Since the much publicized “Death of Captain America” storyline and with his appearance in Captain America: The Winter Soldier, Cap’s former partner and longtime friend Sam Wilson, known as The Falcon, has seen a return to lofty heights he enjoyed previously as Steve Rogers’ number one guy. It’s readily discernable how essential the character is to the storyline and to the mythos of his more celebrated partner.
The late 1960s and the 1970s were times of change in American culture, and this was reflected in superhero comics, which had become much more in tune with contemporary youth during the early years of Marvel Comics.
One of the major areas of change during that period was race relations, and creators at the major comics publishers moved to include African-American characters. Black Panther joined the Marvel universe and very quickly become a member of the Avengers. Slowly, other characters like Black Lightning at DC and Black Goliath at Marvel joined the ranks. Many of them, at least at first, had the word “black” in their name, almost as if it was required. But did you know one know one of the most prominent African-American characters from this time was The Falcon?

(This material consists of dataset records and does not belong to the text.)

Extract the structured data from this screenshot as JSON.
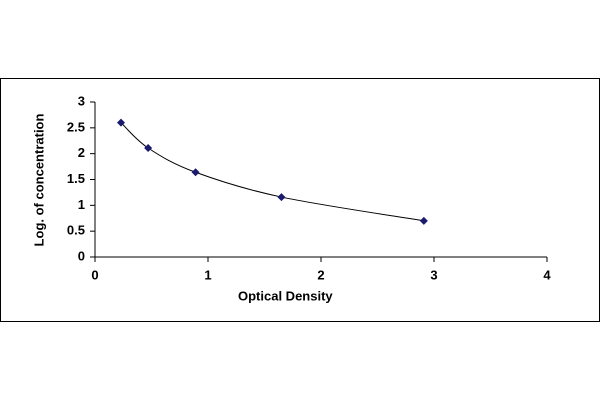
{
  "chart_data": {
    "type": "scatter",
    "xlabel": "Optical Density",
    "ylabel": "Log. of concentration",
    "x": [
      0.23,
      0.47,
      0.89,
      1.65,
      2.91
    ],
    "values": [
      2.6,
      2.11,
      1.64,
      1.16,
      0.7
    ],
    "color": "#1a1a6e",
    "line_color": "#000000",
    "smooth_line": true,
    "xlim": [
      0,
      4
    ],
    "xticks": [
      0,
      1,
      2,
      3,
      4
    ],
    "ylim": [
      0,
      3
    ],
    "yticks": [
      0,
      0.5,
      1,
      1.5,
      2,
      2.5,
      3
    ],
    "grid": false
  }
}
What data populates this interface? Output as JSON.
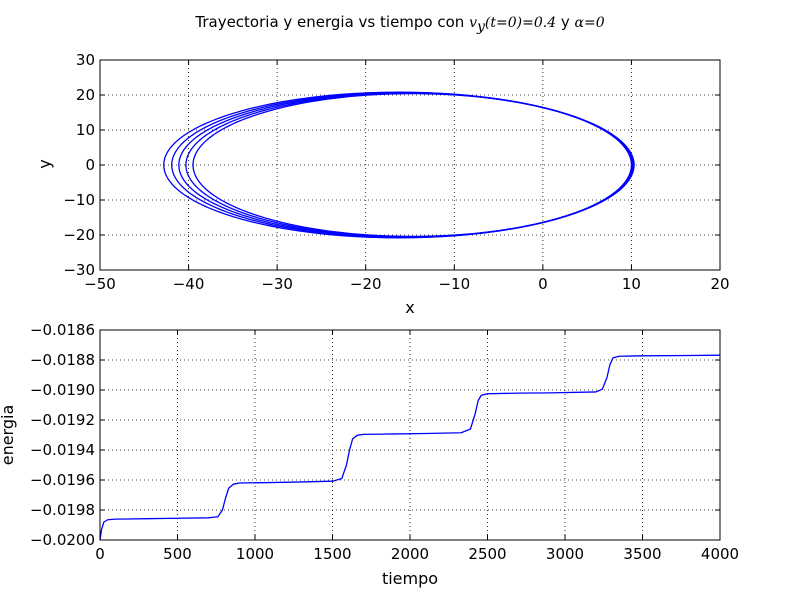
{
  "figure": {
    "title_prefix": "Trayectoria y energia vs tiempo con ",
    "title_math_1": "v",
    "title_math_1_sub": "y",
    "title_math_2": "(t=0)=0.4",
    "title_join": " y ",
    "title_math_3": "α=0"
  },
  "chart_data": [
    {
      "type": "line",
      "xlabel": "x",
      "ylabel": "y",
      "xlim": [
        -50,
        20
      ],
      "ylim": [
        -30,
        30
      ],
      "xticks": [
        -50,
        -40,
        -30,
        -20,
        -10,
        0,
        10,
        20
      ],
      "yticks": [
        -30,
        -20,
        -10,
        0,
        10,
        20,
        30
      ],
      "grid": true,
      "color": "#0000ff",
      "orbits": [
        {
          "x_min": -42.8,
          "x_max": 10.3,
          "y_amp": 20.8
        },
        {
          "x_min": -41.9,
          "x_max": 10.2,
          "y_amp": 20.7
        },
        {
          "x_min": -41.1,
          "x_max": 10.2,
          "y_amp": 20.6
        },
        {
          "x_min": -40.3,
          "x_max": 10.1,
          "y_amp": 20.5
        },
        {
          "x_min": -39.5,
          "x_max": 10.0,
          "y_amp": 20.4
        }
      ]
    },
    {
      "type": "line",
      "xlabel": "tiempo",
      "ylabel": "energia",
      "xlim": [
        0,
        4000
      ],
      "ylim": [
        -0.02,
        -0.0186
      ],
      "xticks": [
        0,
        500,
        1000,
        1500,
        2000,
        2500,
        3000,
        3500,
        4000
      ],
      "yticks": [
        -0.02,
        -0.0198,
        -0.0196,
        -0.0194,
        -0.0192,
        -0.019,
        -0.0188,
        -0.0186
      ],
      "ytick_labels": [
        "−0.0200",
        "−0.0198",
        "−0.0196",
        "−0.0194",
        "−0.0192",
        "−0.0190",
        "−0.0188",
        "−0.0186"
      ],
      "grid": true,
      "color": "#0000ff",
      "points": [
        [
          0,
          -0.02
        ],
        [
          10,
          -0.01993
        ],
        [
          25,
          -0.01988
        ],
        [
          50,
          -0.019865
        ],
        [
          100,
          -0.019861
        ],
        [
          300,
          -0.019858
        ],
        [
          500,
          -0.019855
        ],
        [
          700,
          -0.019852
        ],
        [
          760,
          -0.019845
        ],
        [
          790,
          -0.0198
        ],
        [
          810,
          -0.01972
        ],
        [
          830,
          -0.019655
        ],
        [
          860,
          -0.019628
        ],
        [
          900,
          -0.01962
        ],
        [
          1100,
          -0.019617
        ],
        [
          1300,
          -0.019613
        ],
        [
          1500,
          -0.019608
        ],
        [
          1560,
          -0.01959
        ],
        [
          1590,
          -0.0195
        ],
        [
          1610,
          -0.0194
        ],
        [
          1630,
          -0.019325
        ],
        [
          1660,
          -0.019302
        ],
        [
          1700,
          -0.019296
        ],
        [
          1900,
          -0.019293
        ],
        [
          2100,
          -0.01929
        ],
        [
          2330,
          -0.019285
        ],
        [
          2390,
          -0.01926
        ],
        [
          2420,
          -0.01916
        ],
        [
          2440,
          -0.01907
        ],
        [
          2460,
          -0.019035
        ],
        [
          2500,
          -0.019025
        ],
        [
          2700,
          -0.019021
        ],
        [
          2900,
          -0.019019
        ],
        [
          3200,
          -0.019013
        ],
        [
          3240,
          -0.018995
        ],
        [
          3270,
          -0.01892
        ],
        [
          3290,
          -0.01883
        ],
        [
          3310,
          -0.018785
        ],
        [
          3350,
          -0.018775
        ],
        [
          3500,
          -0.018772
        ],
        [
          3800,
          -0.01877
        ],
        [
          4000,
          -0.018768
        ]
      ]
    }
  ]
}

First seen in Captain America #117, Sam Wilson was a street-savvy crime fighter on the neighborhood level. The Falcon quickly teamed up with Captain America, and by #134 the cover proclaimed a new title: Captain America & The Falcon. Much like the groundbreaking I Spy TV series casting Robert Culp and Bill Cosby as equal partners in 1965, Captain America & The Falcon was the first black and white duo in superhero comics. It would run that way for just about 90 issues before the characters theoretically went their own ways.
Along the way, readers discovered his true origins, changed costumes, got his famous wings (a gift from Black Panther), discovered his mutant ability to communicate with his bird, Redwing, and found out just what made him tick.
Even after his departure as a regular character in Captain America, the team-ups didn’t end. Falcon has been a member of the Avengers, once forced on the team as part of government regulations (complete with contentious supporters and detractors, much like one might expect in the real world), and later as an invited member. He starred in a try-out solo story in Marvel Premiere and then his own mini-series. Periodically he’d reappear in Captain America.
Eventually he rejoined the pages of The Avengers and has taken a prominent spot in some stories, particularly those during the tenure of writer Geoff Johns. He also teamed-up with Captain America again in a short-lived second title, Captain America & The Falcon.
He’s also the subject of a mini-bust and a statue by sculptor Randy Bowen.
As newer comic readers are discovering the characters, many who were kids during The Falcon’s early days are now established creators in the business and have a real love of the character. It will be interesting to watch the heights to which they have him fly.